Hallux Rigidus (Great Toe Arthritis)
Performed by – David Hinsley, Ngwe Phyo, Nick Ward
Osteoarthritis of the great toe (Hallux) metatarsal-phalangeal joint (MTPJ) presents with stiffness of the great toe, some swelling, and pain. Impact activities such as running usually exacerbate the symptoms. It can be caused by previous trauma to the big toe, inflammation within the joint, or may develop without any obvious precipitating cause.
Treatment options include simple analgesia and activity modification, shoe modifications, injections, cheilectomy (removing some of the bony lumps and worn areas of the joint), fusion (making the joint stiff), and joint replacement.

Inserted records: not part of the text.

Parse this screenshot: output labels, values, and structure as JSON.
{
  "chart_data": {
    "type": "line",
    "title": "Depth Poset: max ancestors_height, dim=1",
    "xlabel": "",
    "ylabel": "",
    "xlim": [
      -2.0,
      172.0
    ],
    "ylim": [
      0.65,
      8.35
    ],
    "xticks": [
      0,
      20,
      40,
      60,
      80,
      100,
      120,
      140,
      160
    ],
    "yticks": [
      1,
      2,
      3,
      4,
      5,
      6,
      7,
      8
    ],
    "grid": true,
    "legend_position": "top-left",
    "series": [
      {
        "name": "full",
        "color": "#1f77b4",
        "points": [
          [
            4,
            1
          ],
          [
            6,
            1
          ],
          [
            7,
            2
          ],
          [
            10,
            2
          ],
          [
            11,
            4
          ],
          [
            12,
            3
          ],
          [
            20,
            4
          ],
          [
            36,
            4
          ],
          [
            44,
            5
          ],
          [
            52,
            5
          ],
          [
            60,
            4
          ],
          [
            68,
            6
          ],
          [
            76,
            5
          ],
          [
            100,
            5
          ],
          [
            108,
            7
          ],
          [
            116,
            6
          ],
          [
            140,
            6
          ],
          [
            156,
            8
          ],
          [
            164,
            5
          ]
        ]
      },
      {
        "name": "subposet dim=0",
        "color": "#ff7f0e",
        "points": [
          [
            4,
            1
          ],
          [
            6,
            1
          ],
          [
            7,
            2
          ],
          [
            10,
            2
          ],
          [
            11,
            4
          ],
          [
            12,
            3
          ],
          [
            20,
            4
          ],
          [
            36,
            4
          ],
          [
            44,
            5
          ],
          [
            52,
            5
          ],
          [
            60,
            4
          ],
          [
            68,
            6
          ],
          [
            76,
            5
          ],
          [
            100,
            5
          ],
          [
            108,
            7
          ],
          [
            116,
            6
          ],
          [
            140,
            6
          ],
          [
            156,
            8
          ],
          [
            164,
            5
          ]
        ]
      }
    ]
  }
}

Cheilectomy aims to improve the range of MTP joint dorsiflexion by excising dorsal osteophytes from the head of the metatarsal and base of the proximal phalanx. In removing these abnormal bone growths from the margins of the joint, and the most worn portions of the joint surfaces, the joint is often more comfortable, but not always pain free. The recovery from this operation is quicker than a fusion.
Sutures are removed after 10-14 days and early range of motion exercises are encouraged. Patients may weight bear as tolerated and aim to wear a normal shoe after 6 weeks. As a general rule you will retain approximately half the extra range of dorsiflexion that is achieved at the time of surgery. If the surgery is not as successful as hoped, then a fusion operation can be performed at a later date.
Fusion surgery aims to make the big toe joint permanently stiff, and therefore abolishing all pain from that joint. It is currently the gold standard operation for an arthritic big toe joint. The joint becomes solid so the joints proximal and distal to the fused joint will adapt to allow more movement within them. The toe is fixed in a slightly elevated position to allow normal walking and the use of a small court shoe if required. High heels will not be possible. Patients quickly adapt to the fusion and walk normally, with some patients achieving a high level of function such as recreational running and a return to sporting activities.
The arthritic joint is excised and the two bones are then fixed temporarily with a smooth wire and then fixed using two crossed screws or a plate and screws. The wound is closed using dissolvable sutures. Post operatively the foot should be elevated for 24-48 Hrs. Walking is permitted, but only in the rigid flat post operative shoe, for 6 weeks. Suture ends are trimmed off at 2 weeks.
The foot is X-rayed at 6 weeks and if satisfactory normal shoes can now be worn. A final x-ray at 12 weeks is required before full impact activities (running, dancing etc.) can resume.